Simple. Cease government control of public protection, theyre not good at it anyway because they arrive after the crime. Allow the citizenry of this great country the right to bear arms and protect themselves from evil men. By disarming the public, only law-abiding citizens are unarmed thus the evildoers are unafraid; they know there is no opposition to their violence. If more violent offenders were stopped during the commission of a crime by the victims, there would be a deterrent that does not exist today, we would likely see different choices being made, and if not, we would see a reduction is jailed violent offenders and more gravestones.
Murph
"Time to fix the ills of our societies by building sound social structure (with health services for all, including children and the mentally ill)."
Talk about an old idea... I wish we could do what you suggest, but we've proven that we don't have the will to do that. So now that we've proven that we're incapable of that, what do you propose?

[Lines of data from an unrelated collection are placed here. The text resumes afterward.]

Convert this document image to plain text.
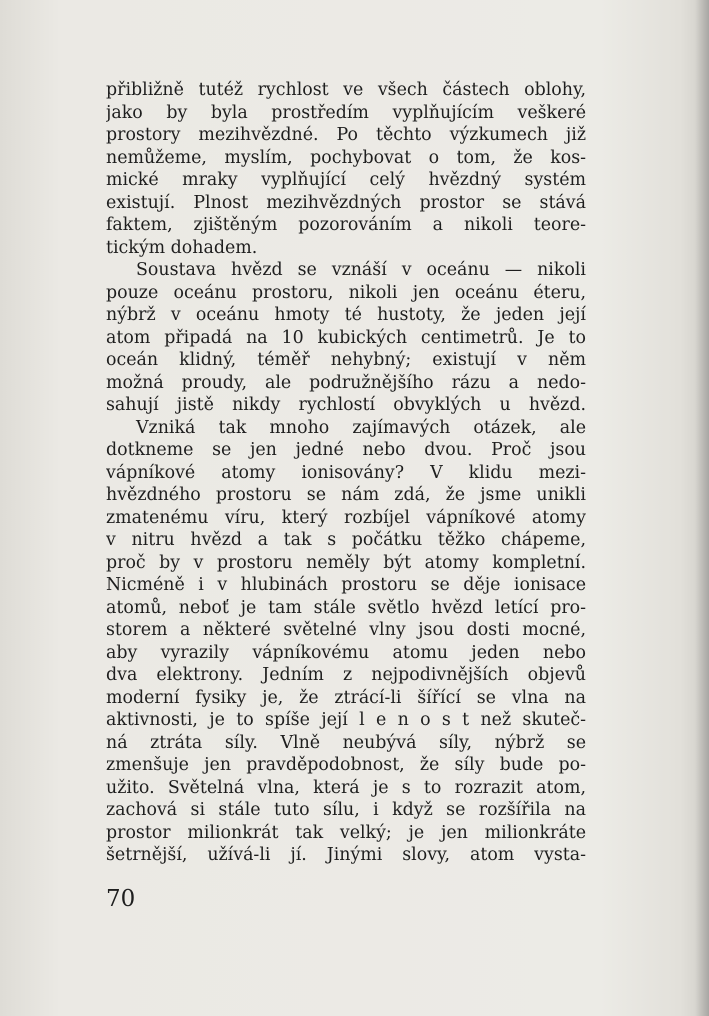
přibližně tutéž rychlost ve všech částech oblohy,
jako by byla prostředím vyplňujícím veškeré
prostory mezihvězdné. Po těchto výzkumech již
nemůžeme, myslím, pochybovat o tom, že kos-
mické mraky vyplňující celý hvězdný systém
existují. Plnost mezihvězdných prostor se stává
faktem, zjištěným pozorováním a nikoli teore-
tickým dohadem.
Soustava hvězd se vznáší v oceánu — nikoli
pouze oceánu prostoru, nikoli jen oceánu éteru,
nýbrž v oceánu hmoty té hustoty, že jeden její
atom připadá na 10 kubických centimetrů. Je to
oceán klidný, téměř nehybný; existují v něm
možná proudy, ale podružnějšího rázu a nedo-
sahují jistě nikdy rychlostí obvyklých u hvězd.
Vzniká tak mnoho zajímavých otázek, ale
dotkneme se jen jedné nebo dvou. Proč jsou
vápníkové atomy ionisovány? V klidu mezi-
hvězdného prostoru se nám zdá, že jsme unikli
zmatenému víru, který rozbíjel vápníkové atomy
v nitru hvězd a tak s počátku těžko chápeme,
proč by v prostoru neměly být atomy kompletní.
Nicméně i v hlubinách prostoru se děje ionisace
atomů, neboť je tam stále světlo hvězd letící pro-
storem a některé světelné vlny jsou dosti mocné,
aby vyrazily vápníkovému atomu jeden nebo
dva elektrony. Jedním z nejpodivnějších objevů
moderní fysiky je, že ztrácí-li šířící se vlna na
aktivnosti, je to spíše její l e n o s t než skuteč-
ná ztráta síly. Vlně neubývá síly, nýbrž se
zmenšuje jen pravděpodobnost, že síly bude po-
užito. Světelná vlna, která je s to rozrazit atom,
zachová si stále tuto sílu, i když se rozšířila na
prostor milionkrát tak velký; je jen milionkráte
šetrnější, užívá-li jí. Jinými slovy, atom vysta-
70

And hey, if we ship a bunch of people off to some island and it turns into Australia, that wouldn't be such a bad thing. Meanwhile, if we as a society are incapable of dealing with dangerous misfits, maybe it's best they not be in our society at all.
I like your thinking. But a better use of these people would be to make them work to pay for their keep - much like the rest of us have to.
They work in secure factories producing simple consumer goods whilst they serve out their sentances. The money that they would normally earn from this if they were free would be taxed at 90% and the balance given to them. The 90% would then be used to fund the prison service and help to support the dependents of their vitims.